The Universal Lithuanian Encyclopedia notes that about 6,000 mushroom species are known in Lithuania, of which about 380 are edible. In the kitchen, this abundance has always required practical caution: only precisely identified, safe mushrooms belong in soup.
Dried mushrooms make it possible to keep forest flavor for winter. That is why dried mushroom soup also suits the Christmas Eve table, where substance must be created without meat or dairy products.
The Dzūkija connection
Dzūkija is often associated with mushroom gathering, berry picking, and forest products, so mushroom soup feels especially natural there. Even so, it is not a dish of only one region: dried mushroom stores were understood across Lithuania.
Regional difference usually appears not in the basic recipe but in the mushrooms: in one place the soup is made from porcini, elsewhere from chanterelles, brown birch boletes, or a mixed set of dried mushrooms.
Fresh or dried?
Fresh mushrooms give a milder, seasonal soup. Dried mushrooms give a much more intense aroma.

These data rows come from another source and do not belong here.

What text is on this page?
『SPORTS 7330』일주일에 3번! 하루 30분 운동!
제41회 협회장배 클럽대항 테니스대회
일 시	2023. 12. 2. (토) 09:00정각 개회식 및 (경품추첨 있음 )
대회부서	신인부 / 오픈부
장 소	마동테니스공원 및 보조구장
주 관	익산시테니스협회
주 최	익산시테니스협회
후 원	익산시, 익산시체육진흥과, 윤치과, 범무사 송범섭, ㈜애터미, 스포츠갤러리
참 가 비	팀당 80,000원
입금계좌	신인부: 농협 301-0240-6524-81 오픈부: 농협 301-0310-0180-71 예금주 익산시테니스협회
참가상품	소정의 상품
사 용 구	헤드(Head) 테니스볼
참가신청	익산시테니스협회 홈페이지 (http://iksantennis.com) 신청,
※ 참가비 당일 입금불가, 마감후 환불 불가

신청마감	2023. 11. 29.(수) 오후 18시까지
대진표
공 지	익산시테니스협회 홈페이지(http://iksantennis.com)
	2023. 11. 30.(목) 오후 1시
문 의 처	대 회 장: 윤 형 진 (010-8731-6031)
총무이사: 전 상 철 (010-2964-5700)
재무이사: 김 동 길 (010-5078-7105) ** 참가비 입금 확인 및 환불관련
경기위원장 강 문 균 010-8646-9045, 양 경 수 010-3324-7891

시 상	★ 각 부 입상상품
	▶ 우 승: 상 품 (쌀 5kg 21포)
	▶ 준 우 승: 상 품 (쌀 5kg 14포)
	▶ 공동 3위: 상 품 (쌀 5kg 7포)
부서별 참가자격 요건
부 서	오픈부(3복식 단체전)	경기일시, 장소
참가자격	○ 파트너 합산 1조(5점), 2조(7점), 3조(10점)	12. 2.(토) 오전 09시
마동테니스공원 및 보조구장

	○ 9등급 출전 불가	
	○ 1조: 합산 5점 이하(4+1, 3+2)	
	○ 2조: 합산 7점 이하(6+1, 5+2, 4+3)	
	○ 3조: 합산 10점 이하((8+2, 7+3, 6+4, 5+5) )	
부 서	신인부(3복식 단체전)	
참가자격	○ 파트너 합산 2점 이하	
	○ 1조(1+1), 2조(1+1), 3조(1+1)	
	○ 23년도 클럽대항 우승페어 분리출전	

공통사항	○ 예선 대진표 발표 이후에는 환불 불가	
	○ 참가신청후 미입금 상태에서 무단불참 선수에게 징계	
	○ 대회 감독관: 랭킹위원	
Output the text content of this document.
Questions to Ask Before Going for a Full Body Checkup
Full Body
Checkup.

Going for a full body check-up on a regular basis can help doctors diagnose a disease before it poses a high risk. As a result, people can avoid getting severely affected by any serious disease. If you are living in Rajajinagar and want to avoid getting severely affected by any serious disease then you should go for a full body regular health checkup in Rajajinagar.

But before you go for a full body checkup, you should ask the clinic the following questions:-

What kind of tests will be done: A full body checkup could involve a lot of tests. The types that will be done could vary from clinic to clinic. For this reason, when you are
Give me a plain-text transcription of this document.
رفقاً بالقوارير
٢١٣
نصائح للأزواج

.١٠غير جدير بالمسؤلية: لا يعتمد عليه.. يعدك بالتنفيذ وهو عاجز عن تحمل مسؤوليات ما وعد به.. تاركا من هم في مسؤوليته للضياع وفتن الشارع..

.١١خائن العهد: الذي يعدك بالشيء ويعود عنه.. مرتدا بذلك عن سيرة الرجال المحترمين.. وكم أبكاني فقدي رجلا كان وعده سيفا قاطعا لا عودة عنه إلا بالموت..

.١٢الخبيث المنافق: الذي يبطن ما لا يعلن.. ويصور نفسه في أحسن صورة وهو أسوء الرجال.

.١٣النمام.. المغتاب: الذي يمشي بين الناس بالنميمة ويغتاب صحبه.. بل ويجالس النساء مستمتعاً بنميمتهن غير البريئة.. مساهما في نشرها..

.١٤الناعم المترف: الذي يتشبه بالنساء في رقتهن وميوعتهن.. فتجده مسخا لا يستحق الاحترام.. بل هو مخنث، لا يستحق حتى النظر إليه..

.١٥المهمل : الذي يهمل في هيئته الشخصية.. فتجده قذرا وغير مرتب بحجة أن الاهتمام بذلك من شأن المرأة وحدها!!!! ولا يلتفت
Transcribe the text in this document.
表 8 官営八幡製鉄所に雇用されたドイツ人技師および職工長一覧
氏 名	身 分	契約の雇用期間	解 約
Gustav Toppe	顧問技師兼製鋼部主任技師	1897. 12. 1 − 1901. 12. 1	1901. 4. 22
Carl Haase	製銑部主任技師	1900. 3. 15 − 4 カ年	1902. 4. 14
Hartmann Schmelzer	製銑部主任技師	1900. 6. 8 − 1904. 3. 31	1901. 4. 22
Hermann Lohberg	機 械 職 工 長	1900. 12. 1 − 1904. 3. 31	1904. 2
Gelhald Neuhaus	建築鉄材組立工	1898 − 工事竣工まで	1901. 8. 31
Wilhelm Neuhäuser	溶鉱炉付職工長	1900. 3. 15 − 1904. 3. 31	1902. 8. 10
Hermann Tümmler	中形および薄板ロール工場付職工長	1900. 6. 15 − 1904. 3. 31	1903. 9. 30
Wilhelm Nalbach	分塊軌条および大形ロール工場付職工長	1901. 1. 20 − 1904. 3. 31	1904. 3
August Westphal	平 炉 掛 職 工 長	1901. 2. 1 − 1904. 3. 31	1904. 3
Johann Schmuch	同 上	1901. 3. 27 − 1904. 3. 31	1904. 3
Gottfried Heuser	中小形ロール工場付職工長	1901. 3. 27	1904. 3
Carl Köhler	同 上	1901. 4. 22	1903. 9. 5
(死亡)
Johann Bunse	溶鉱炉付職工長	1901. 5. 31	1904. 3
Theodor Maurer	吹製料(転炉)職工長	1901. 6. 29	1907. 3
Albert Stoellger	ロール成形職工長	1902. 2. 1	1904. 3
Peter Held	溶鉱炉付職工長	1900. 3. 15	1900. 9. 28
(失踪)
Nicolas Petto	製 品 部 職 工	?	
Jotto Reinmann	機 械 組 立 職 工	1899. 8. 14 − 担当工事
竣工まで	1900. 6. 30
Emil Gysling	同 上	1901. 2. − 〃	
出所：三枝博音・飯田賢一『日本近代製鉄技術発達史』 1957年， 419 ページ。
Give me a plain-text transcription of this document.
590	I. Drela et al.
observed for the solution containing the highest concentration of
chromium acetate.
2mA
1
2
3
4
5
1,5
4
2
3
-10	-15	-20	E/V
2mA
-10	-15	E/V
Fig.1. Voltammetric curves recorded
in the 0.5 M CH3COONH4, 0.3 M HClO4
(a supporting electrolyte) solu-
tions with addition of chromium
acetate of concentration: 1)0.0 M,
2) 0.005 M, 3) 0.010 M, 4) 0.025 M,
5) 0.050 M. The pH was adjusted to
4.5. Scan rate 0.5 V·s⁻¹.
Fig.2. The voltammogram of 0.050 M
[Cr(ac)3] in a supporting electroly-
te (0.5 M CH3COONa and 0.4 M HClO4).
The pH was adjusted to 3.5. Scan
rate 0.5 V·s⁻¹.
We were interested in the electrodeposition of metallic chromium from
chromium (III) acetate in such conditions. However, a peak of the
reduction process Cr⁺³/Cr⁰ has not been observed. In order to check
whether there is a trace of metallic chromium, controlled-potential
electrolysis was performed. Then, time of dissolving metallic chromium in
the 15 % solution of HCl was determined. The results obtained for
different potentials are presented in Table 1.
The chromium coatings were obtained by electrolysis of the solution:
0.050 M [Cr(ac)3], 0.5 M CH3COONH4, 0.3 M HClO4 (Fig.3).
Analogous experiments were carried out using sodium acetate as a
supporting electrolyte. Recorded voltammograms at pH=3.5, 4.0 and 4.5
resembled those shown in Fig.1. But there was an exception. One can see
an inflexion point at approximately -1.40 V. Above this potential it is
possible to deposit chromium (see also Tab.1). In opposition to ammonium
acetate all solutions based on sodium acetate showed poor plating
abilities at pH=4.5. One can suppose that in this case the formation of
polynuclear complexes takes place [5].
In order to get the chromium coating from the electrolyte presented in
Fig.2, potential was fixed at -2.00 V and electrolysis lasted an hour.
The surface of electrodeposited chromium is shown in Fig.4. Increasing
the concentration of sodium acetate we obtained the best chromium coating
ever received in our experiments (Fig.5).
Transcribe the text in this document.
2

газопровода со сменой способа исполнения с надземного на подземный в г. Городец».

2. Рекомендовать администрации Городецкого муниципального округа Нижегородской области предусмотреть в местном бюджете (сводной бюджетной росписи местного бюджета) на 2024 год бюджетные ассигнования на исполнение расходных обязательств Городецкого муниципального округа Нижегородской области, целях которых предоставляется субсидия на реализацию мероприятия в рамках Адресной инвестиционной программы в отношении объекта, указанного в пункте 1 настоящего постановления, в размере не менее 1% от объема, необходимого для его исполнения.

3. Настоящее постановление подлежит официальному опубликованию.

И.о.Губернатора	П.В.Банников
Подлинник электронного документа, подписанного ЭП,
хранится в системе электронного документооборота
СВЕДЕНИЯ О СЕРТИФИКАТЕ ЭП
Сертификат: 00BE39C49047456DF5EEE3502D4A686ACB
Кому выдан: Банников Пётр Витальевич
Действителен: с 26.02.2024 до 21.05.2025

The soaking liquid from dried mushrooms is valuable, but it must be strained.
Recipe
How is mushroom soup made?
For dried mushroom soup, it is worth using the soaking liquid because it carries a lot of flavor. Strain it so no sand remains.
Ingredients
- 40 g dried wild mushrooms or 400 g fresh mushrooms
- 3 potatoes
- 1 carrot
- 1 onion
- 1.2 l water or stock
- 2 tbsp sour cream, optional
- Salt, pepper, bay leaf
Method
- Soak the dried mushrooms, then boil and slice them. Strain the liquid.
- Fry the onion and carrot, then add them to a pot with the mushrooms and liquid.
- Add the potatoes and bay leaf and cook until the potatoes are tender.
- Season with salt, pepper, and, if desired, sour cream.
Notes
For a Christmas Eve version, leave out the sour cream and use oil instead of butter.